Where to Find the Antidote to Your Pain: Lessons from "sting and relief" relationships in Nature

 The Jewelweed Plant, an antidote to Poison Ivy.

The Jewelweed Plant, an antidote to Poison Ivy.

When I was in high school, I got poison ivy on my face. In my eye, to be exact, and it was so bad that my eye was swollen shut for three days. Being extremely image-conscious (it’s high school, after all), I was mort.i.fied. that my mom still made me go to school. Because not only was my eye swollen shut, the whole area was covered by a raised, red, sometimes yellow-y rash. It was painful, itchy, and it certainly wasn’t drawing the kind of attention I wanted to get from the cuties on the soccer team.

How badly I wished for a quick fix - something to ease the discomfort and reduce the swelling. Little did I know, there was a natural antidote growing very close to the offending poison ivy plant: jewelweed. Jewelweed and poison ivy are in what’s called a “sting and relief” relationship. Oftentimes in Nature, the antidote to poison grows very close to it. So close, in fact, that we can miss it entirely on our way to search for help.

Jewelweed and poison ivy are but one example. Need a salve for stinging nettle? Look for a slimy slug right nearby. Its goo will ease your pain. Have you run into the aggressive chechem tree in Central America? The leaves of its neighbor, chaka, are designed to stop the biochemical warfare happening on your skin. Wracked by hay fever? The echinacea nearby will soothe you.

Like everything in Nature, parallels abound in our professional lives. How often do we have a problem or experience pain in our worklives and search far and wide for a solution, only to come back to the resources right around us?

What feels painful in your career right now? Is it possible the antidote is already within your reach?

A few weeks ago, I posted on Instagram that I’d been feeling sort of stuck in my worklife and wanted some support to move through it. I realized that I’d built an entire system for people in that exact scenario, and why not go through it myself? So I enrolled in Soft Coaching and have been using the weekly journaling prompts to reflect and notice the themes coming up in my own career.

 Photo by  rawpixel  on  Unsplash

Photo by rawpixel on Unsplash

Not long after I had that realization, I was talking to an artist in the midst of a career change. She was wondering about how to get clarity in her career, and I couldn’t help but suggest that she make a piece of art about it and see what came up. That hadn’t really dawned on her before, because she thought the process had to look linear or like a pros and cons list. But she had access to tremendous insight through her art practice, and it would be a shame if that couldn’t be applied to her career questions.

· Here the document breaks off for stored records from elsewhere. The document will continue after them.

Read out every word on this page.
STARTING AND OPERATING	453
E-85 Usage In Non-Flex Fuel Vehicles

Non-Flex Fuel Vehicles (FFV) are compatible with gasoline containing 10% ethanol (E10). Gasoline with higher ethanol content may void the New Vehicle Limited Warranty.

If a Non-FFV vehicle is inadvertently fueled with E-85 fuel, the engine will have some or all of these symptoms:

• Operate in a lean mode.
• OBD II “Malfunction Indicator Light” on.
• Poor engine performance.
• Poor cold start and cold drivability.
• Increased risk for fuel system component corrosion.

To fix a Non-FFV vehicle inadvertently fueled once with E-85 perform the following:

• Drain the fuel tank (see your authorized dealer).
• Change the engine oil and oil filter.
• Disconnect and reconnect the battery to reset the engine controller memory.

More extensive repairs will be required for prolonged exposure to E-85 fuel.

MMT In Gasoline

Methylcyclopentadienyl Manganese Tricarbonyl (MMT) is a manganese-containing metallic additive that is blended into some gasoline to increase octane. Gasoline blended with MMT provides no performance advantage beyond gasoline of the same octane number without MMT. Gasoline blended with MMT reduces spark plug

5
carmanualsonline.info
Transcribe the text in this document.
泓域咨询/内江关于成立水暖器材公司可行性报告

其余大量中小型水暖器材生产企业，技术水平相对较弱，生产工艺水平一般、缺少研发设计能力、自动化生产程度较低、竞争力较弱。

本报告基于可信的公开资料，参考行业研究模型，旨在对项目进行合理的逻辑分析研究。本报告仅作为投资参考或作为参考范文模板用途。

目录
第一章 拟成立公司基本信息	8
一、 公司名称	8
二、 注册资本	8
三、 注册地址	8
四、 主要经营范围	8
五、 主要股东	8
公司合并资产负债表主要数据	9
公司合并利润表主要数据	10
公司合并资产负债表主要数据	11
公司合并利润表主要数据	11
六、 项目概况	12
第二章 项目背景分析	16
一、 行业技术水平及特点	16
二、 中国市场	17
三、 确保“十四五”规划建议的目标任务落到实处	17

A week later, I was talking to a client with years of project management experience about his career transition. He expressed feeling unsure about how to proceed with the change but hadn’t considered applying a project management framework to it. Once he tapped into that awareness, he could see how setting up a linear timeline with actionable goals would totally work for him.

No matter what kind of pain you’re experiencing in your career right now, I bet you do things to help others that could easily be applied as your own antidote.

Are you a caregiver who needs to apply the same level of care to yourself?

Are you a strategic planner who needs to take yourself on a visioning retreat?

Are you an efficiency whiz who needs to apply the same zero-waste policy to your own habits and thoughts?

We are each our own best antidotes. If you feel a strong urge to work with a coach, get feedback from an “expert,” or feel validated from others in your field, see if you can’t be your own best coach, expert, or friend first. As a career coach myself, I see the power of that kind of relationship and know that sometimes we really do need outside help. But before you look far afield, remember that the antidote to your pain could be close at hand, ready to be applied as a soothing, healing salve.